La soupe qui tue, Alpes-Maritimes 1886

Dans La Prisonnière Marcel Proust évoque en 1923 la pittoresque figure d’un artisan ambulant, le rétameur : « Avec lui ne pouvait lutter le repasseur de scies, car, dépourvu d’instrument, il se contentait d’appeler : « Avez-vous des scies à repasser, v’là le repasseur », tandis que, plus gai, le rétameur, après avoir énuméré les chaudrons, les casseroles, tout ce qu’il étamait, entonnait le refrain : « Tam, tam, tam, c’est moi qui rétame, même le macadam, c’est moi qui mets des fonds partout, qui bouche tous les trous, trou, trou, trou »
Cet artisan réparait marmites et casseroles de cuivre en déposant une fine couche d’étain qui masquait les taches de vert-de-gris.

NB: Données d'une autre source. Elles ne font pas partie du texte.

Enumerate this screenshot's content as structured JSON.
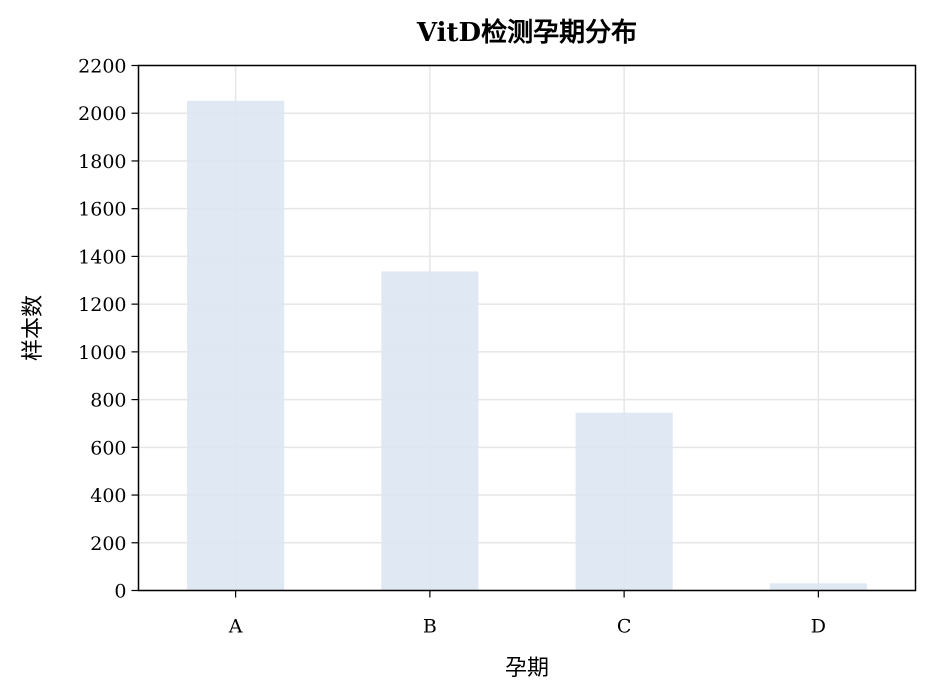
{
  "chart_data": {
    "type": "bar",
    "title": "VitD检测孕期分布",
    "xlabel": "孕期",
    "ylabel": "样本数",
    "categories": [
      "A",
      "B",
      "C",
      "D"
    ],
    "values": [
      2052,
      1337,
      745,
      30
    ],
    "ylim": [
      0,
      2200
    ],
    "yticks": [
      0,
      200,
      400,
      600,
      800,
      1000,
      1200,
      1400,
      1600,
      1800,
      2000,
      2200
    ],
    "grid": true,
    "legend": "none",
    "bar_color": "#dce6f2"
  }
}
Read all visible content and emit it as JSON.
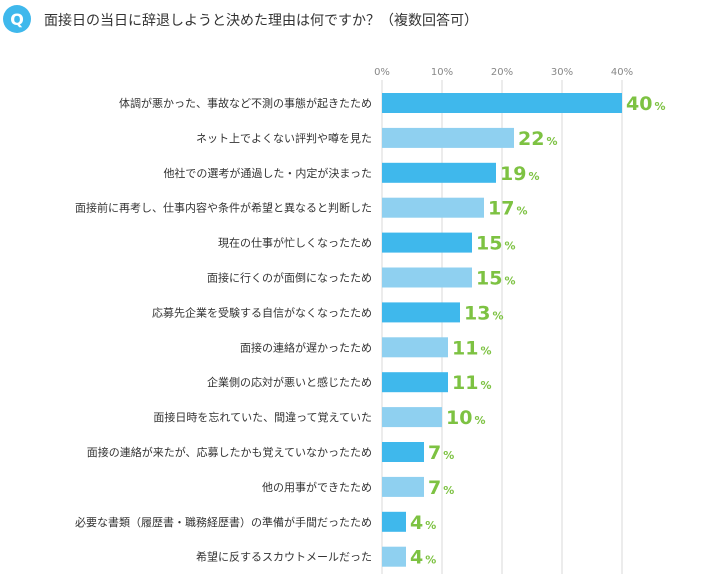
{
  "question_badge": "Q",
  "title": "面接日の当日に辞退しようと決めた理由は何ですか？（複数回答可）",
  "colors": {
    "dark_bar": "#3fb8ec",
    "light_bar": "#8fd0f0",
    "value_text": "#7dc242",
    "badge": "#3fb8ec",
    "grid": "#d8d8d8"
  },
  "chart_data": {
    "type": "bar",
    "orientation": "horizontal",
    "xlim": [
      0,
      50
    ],
    "ticks": [
      0,
      10,
      20,
      30,
      40
    ],
    "tick_labels": [
      "0%",
      "10%",
      "20%",
      "30%",
      "40%"
    ],
    "value_unit": "%",
    "grid": true,
    "categories": [
      "体調が悪かった、事故など不測の事態が起きたため",
      "ネット上でよくない評判や噂を見た",
      "他社での選考が通過した・内定が決まった",
      "面接前に再考し、仕事内容や条件が希望と異なると判断した",
      "現在の仕事が忙しくなったため",
      "面接に行くのが面倒になったため",
      "応募先企業を受験する自信がなくなったため",
      "面接の連絡が遅かったため",
      "企業側の応対が悪いと感じたため",
      "面接日時を忘れていた、間違って覚えていた",
      "面接の連絡が来たが、応募したかも覚えていなかったため",
      "他の用事ができたため",
      "必要な書類（履歴書・職務経歴書）の準備が手間だったため",
      "希望に反するスカウトメールだった"
    ],
    "values": [
      40,
      22,
      19,
      17,
      15,
      15,
      13,
      11,
      11,
      10,
      7,
      7,
      4,
      4
    ]
  }
}
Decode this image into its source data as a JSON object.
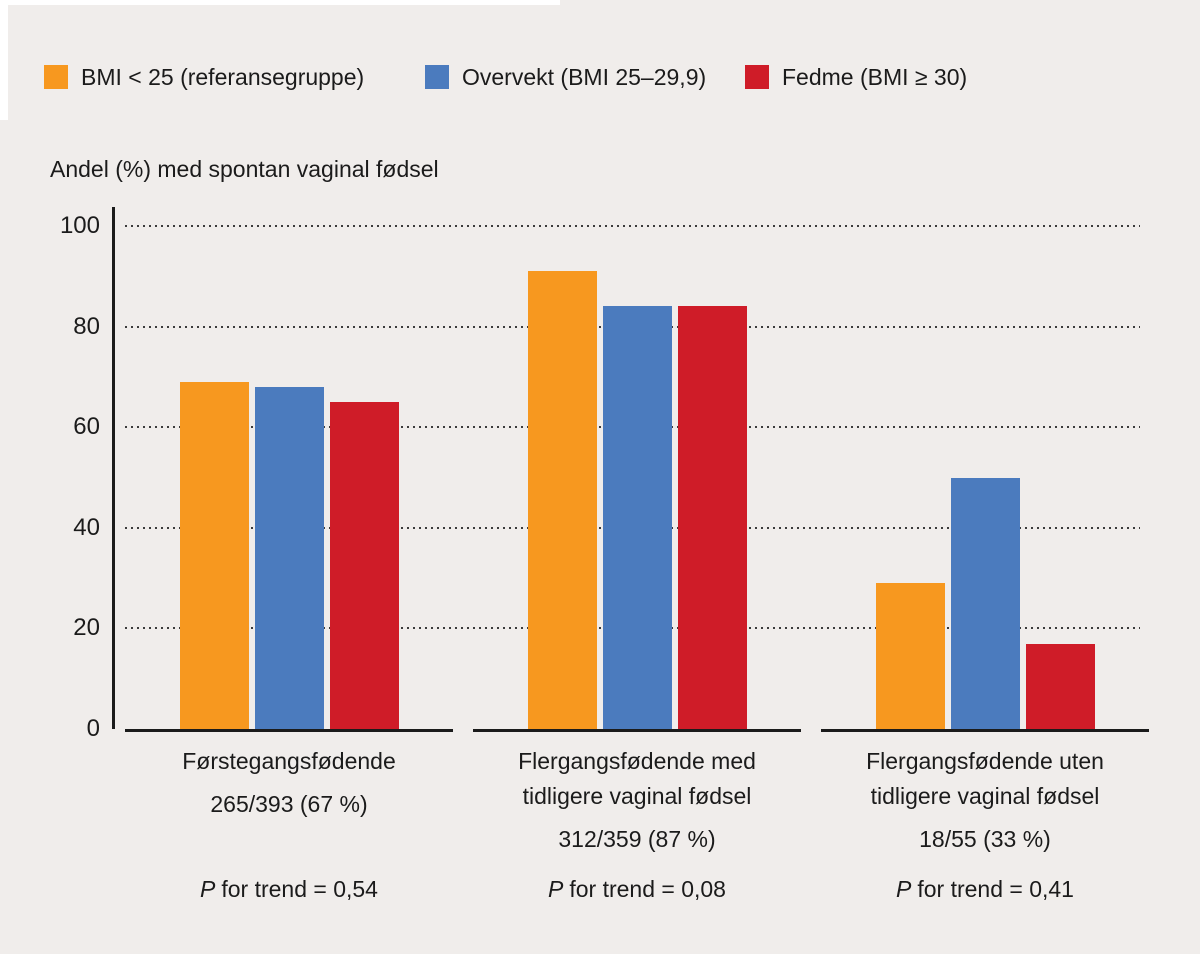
{
  "colors": {
    "background": "#f0edeb",
    "text": "#1b1b1b",
    "orange": "#f7981f",
    "blue": "#4b7bbe",
    "red": "#cf1c28"
  },
  "axis_title": "Andel (%) med spontan vaginal fødsel",
  "chart_data": {
    "type": "bar",
    "title": "",
    "xlabel": "",
    "ylabel": "Andel (%) med spontan vaginal fødsel",
    "ylim": [
      0,
      100
    ],
    "yticks": [
      0,
      20,
      40,
      60,
      80,
      100
    ],
    "grid": "horizontal-dotted",
    "legend_position": "top",
    "categories": [
      "Førstegangsfødende",
      "Flergangsfødende med tidligere vaginal fødsel",
      "Flergangsfødende uten tidligere vaginal fødsel"
    ],
    "category_fractions": [
      "265/393 (67 %)",
      "312/359 (87 %)",
      "18/55 (33 %)"
    ],
    "p_for_trend": [
      "0,54",
      "0,08",
      "0,41"
    ],
    "series": [
      {
        "name": "BMI < 25 (referansegruppe)",
        "color": "#f7981f",
        "values": [
          69,
          91,
          29
        ]
      },
      {
        "name": "Overvekt (BMI 25–29,9)",
        "color": "#4b7bbe",
        "values": [
          68,
          84,
          50
        ]
      },
      {
        "name": "Fedme (BMI ≥ 30)",
        "color": "#cf1c28",
        "values": [
          65,
          84,
          17
        ]
      }
    ]
  },
  "groups": [
    {
      "line1": "Førstegangsfødende",
      "fraction": "265/393 (67 %)",
      "p_label": "P",
      "p_text": "for trend = 0,54"
    },
    {
      "line1": "Flergangsfødende med",
      "line2": "tidligere vaginal fødsel",
      "fraction": "312/359 (87 %)",
      "p_label": "P",
      "p_text": "for trend = 0,08"
    },
    {
      "line1": "Flergangsfødende uten",
      "line2": "tidligere vaginal fødsel",
      "fraction": "18/55 (33 %)",
      "p_label": "P",
      "p_text": "for trend = 0,41"
    }
  ]
}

Quand ce soin était négligé, on s’exposait à de graves accidents comme celui que relate Le Petit Niçois du 2 mai 1886 :

« MOULINET

Un déplorable événement dont l’imprudence est la principale cause, est venu attrister la population du Moulinet, dans la journée de jeudi.
Le sieur Truchi Antoine s’était rendu dans sa propriété du quartier de l’Avenguet avec sa bru et une jeune enfant confiée à leur garde. Vers midi, la jeune femme prépara la soupe dans une marmite en cuivre insuffisamment nettoyée, et à l’intérieur de laquelle devaient se trouver des traces de vert-de-gris, car, pendant la nuit, les trois personnes qui en avaient mangé furent prises de coliques et de vomissements, indices certains d’empoisonnement.
Malgré tous les soins prodigués aux malheureuses victimes, l’infortuné Truchi ne tarda pas à succomber au milieu d’atroces souffrances, quant à sa belle fille et à la petite enfant, leur état quoique très
grave, n’inspire pas de sérieuses inquiétudes. On espère les sauver.
Dans la matinée du vendredi, M. le juge de paix de Sospel et la gendarmerie de cette ville se sont transportés à Moulinet, accompagnés du docteur Sassi, pour procéder aux constatations légales. Ils n’ont pu que constater que l’empoisonnement est uniquement dû à l’absorption de la soupe préparée dans la marmite non étamée et enduite d’oxyde de cuivre. »

Le village de Moulinet (Alpes-Maritimes) sur une carte postale ancienne.